Margareta Kozuch wurde 2011 in Deutschland zur Volleyballerin des Jahres gewählt © getty

Aus Spaziergang wird Albtraum: Die deutschen Volleyballerinnen erleiden im Kampf ums Olympia-Ticket einen bitteren Rückschlag.

Ankara - Trotz einer beherzten Aufholjagd haben die deutschen Volleyballerinnen im Kampf um ein Olympiaticket einen bitteren Rückschlag erlitten.

Das Team von Bundestrainer Giovanni Guidetti verlor beim Qualifikationsturnier in der Türkei gegen die Gastgeberinnen 1:3 (25:18,16:25, 23:25, 28:30) und steht vor der abschließenden Partie der Gruppe 1 gegen Bulgarien am Freitag mit dem Rücken zur Wand.

Nur ein Sieg sichert dem Vize-Europameister den Einzug in die Runde der letzten Vier, das Ticket für die Sommerspiele in London (27. Juli bis 12. August) löst nur der Gewinner des stark besetzten Achter-Turniers.

Guidetti: "Ein Skandal"

Guidetti war nach der Niederlage in Ankara restlos bedient und haderte vor allem mit den Schiedsrichtern.

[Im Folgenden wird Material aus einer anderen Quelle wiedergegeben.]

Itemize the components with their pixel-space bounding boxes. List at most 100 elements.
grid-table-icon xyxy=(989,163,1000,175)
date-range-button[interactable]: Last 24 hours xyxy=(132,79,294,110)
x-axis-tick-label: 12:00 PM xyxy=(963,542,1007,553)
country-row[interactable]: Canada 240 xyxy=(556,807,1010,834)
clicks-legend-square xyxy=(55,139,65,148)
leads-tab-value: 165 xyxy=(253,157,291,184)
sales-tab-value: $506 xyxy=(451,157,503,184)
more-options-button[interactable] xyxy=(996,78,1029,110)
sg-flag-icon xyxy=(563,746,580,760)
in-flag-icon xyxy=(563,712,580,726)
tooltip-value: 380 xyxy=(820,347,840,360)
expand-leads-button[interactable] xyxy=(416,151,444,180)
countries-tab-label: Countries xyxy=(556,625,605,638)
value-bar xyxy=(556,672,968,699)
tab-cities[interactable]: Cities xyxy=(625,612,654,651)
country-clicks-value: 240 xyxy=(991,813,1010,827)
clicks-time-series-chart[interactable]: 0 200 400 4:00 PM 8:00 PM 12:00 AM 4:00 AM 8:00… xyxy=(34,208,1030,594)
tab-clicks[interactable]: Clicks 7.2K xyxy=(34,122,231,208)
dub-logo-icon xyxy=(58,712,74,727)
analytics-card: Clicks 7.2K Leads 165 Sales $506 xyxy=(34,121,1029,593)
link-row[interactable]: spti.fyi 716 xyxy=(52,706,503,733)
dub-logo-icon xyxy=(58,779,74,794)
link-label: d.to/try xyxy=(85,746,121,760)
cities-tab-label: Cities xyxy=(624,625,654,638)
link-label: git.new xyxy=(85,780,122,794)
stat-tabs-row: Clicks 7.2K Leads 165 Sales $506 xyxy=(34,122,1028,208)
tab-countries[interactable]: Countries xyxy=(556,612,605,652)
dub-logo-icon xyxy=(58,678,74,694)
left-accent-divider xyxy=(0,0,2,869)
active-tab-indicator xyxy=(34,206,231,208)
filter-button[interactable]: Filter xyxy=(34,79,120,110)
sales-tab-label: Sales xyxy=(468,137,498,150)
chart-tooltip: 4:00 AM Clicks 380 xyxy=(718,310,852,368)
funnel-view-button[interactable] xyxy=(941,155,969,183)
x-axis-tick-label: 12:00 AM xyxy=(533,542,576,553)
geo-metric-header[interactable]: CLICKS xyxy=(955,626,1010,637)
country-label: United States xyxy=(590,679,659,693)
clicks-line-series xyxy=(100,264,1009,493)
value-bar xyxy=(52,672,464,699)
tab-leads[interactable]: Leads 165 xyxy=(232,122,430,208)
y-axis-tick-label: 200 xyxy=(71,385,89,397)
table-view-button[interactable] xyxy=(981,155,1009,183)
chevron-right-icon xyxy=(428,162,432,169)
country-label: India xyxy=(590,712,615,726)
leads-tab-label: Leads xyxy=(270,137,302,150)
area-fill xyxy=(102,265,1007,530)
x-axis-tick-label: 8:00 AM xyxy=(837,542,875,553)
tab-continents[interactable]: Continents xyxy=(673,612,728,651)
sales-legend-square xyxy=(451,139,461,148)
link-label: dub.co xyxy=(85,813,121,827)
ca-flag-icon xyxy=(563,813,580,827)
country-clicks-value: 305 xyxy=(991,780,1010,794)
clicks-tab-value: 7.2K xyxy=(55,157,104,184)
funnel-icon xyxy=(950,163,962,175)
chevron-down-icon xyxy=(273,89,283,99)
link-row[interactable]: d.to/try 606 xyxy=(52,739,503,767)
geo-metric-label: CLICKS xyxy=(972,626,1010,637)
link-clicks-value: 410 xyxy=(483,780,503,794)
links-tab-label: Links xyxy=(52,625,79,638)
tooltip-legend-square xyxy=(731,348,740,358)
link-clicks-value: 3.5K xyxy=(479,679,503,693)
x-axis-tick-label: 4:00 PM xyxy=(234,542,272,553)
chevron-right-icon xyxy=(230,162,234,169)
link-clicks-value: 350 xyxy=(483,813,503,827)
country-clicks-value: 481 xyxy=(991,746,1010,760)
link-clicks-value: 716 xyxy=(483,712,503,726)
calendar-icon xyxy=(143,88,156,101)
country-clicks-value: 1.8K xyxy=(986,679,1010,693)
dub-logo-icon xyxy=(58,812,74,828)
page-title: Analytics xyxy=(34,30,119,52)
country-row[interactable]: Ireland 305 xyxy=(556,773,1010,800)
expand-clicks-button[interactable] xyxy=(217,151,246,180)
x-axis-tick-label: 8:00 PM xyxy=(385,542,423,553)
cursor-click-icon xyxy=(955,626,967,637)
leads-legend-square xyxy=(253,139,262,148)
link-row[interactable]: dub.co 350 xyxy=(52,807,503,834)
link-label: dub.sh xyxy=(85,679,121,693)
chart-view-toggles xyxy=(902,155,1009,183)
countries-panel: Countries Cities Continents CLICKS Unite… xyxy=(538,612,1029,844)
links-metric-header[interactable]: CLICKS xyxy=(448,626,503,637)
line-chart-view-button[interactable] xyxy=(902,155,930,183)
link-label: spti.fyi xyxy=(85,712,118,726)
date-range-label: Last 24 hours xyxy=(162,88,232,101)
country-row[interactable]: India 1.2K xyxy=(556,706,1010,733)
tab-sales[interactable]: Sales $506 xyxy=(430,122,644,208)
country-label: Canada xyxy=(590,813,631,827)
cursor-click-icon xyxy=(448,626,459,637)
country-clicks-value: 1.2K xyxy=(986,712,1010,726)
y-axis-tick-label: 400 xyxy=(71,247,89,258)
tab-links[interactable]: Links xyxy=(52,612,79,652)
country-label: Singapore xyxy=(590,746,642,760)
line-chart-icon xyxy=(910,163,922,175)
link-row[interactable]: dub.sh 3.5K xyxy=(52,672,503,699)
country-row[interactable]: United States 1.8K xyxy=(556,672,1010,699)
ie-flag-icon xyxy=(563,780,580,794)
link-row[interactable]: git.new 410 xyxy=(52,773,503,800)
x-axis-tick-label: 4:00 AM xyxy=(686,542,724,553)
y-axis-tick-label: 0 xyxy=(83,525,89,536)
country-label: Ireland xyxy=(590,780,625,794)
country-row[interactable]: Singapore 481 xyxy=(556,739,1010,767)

"Hier herrscht so viel politische Macht des türkischen Verbandes, und das hat dieses Match eindeutig gezeigt", schimpfte der Italiener:

"Man muss pro Satz 30 klare Punkte machen um gewinnen zu können oder dürfen. Aber das leider nicht möglich. So viele Fehlentscheidungen gegen uns, vor allem in so wichtigen Situationen, sind ein Skandal."

Duell mit Weltmeister droht

Sollte den Deutschen der Sprung in die K.o.-Phase gelingen, könnte bereits dort das Duell mit Weltmeister Russland drohen (BERICHT: Auftaktsieg für Guidetti-Girls).

Die Russinnen hatten sich zum Auftakt der Gruppe 2 eine Niederlage gegen Polen geleistet, dann aber Europameister Serbien souverän geschlagen.

Vor dem letzten Spieltag führt allerdings Polen das Klassement an. Der Gruppenzweite bekommt es jeweils mit dem Ersten der anderen Gruppe zu tun.

Im Block hapert es

Was vor vollem Hause in Ankara im ersten Satz gegen den Weltranglisten-Elften vom Bosporus noch wie ein Spaziergang aussah, entpuppte sich für Angelina Grün und Co. bald als Albtraum.

Der zweite Satz ging mit neun Punkten Rückstand verloren, die Auswahl des Deutschen Volleyball-Verbandes (DVV) leistete sich gegen beherzt aufspielende Türkinnen zu viele Fehler. Besonders im Block haperte es bei den Deutschen.

Auf der Gegenseite fand der Angriff um Grün und Spielführerin Margareta Kozuch kein Mittel gegen die gegnerische Abwehr.

Grün treibt an

"Wir haben leider in den entscheidenden Phase unsere Angriffe nicht mehr durchbekommen, und die Türkei hat uns zudem mit einem starken Aufschlag immer wieder unter Druck gesetzt", sagte Kozuch.

Im dritten Durchgang schien sich die Mannschaft zu besinnen. Immer wieder angetrieben von der neunmaligen Volleyballerin des Jahres Grün blieb Deutschland dran, am Ende reichte es wieder nicht.

Im vierten Satz versagten den Schützlingen von Coach Guidetti dann endgültig die Nerven, sie vergaben drei Satzbälle zum Ausgleich, die Türkei verwandelte den vierten Matchball zum 30:28.

Allerletzte Chance Tokio

Nun gilt es für die Deutschen, die Pleite schnellstmöglich zu verarbeiten. Sollte die Mannschaft den Turniersieg verpassen, hätte das Team beim Qualifikationsturnier in Tokio (19. bis 27. Mai) noch eine allerletzte Olympiachance.

Eine Teilnahme in der japanischen Hauptstadt ist jedoch nur möglich, wenn Russland in Ankara gewinnt.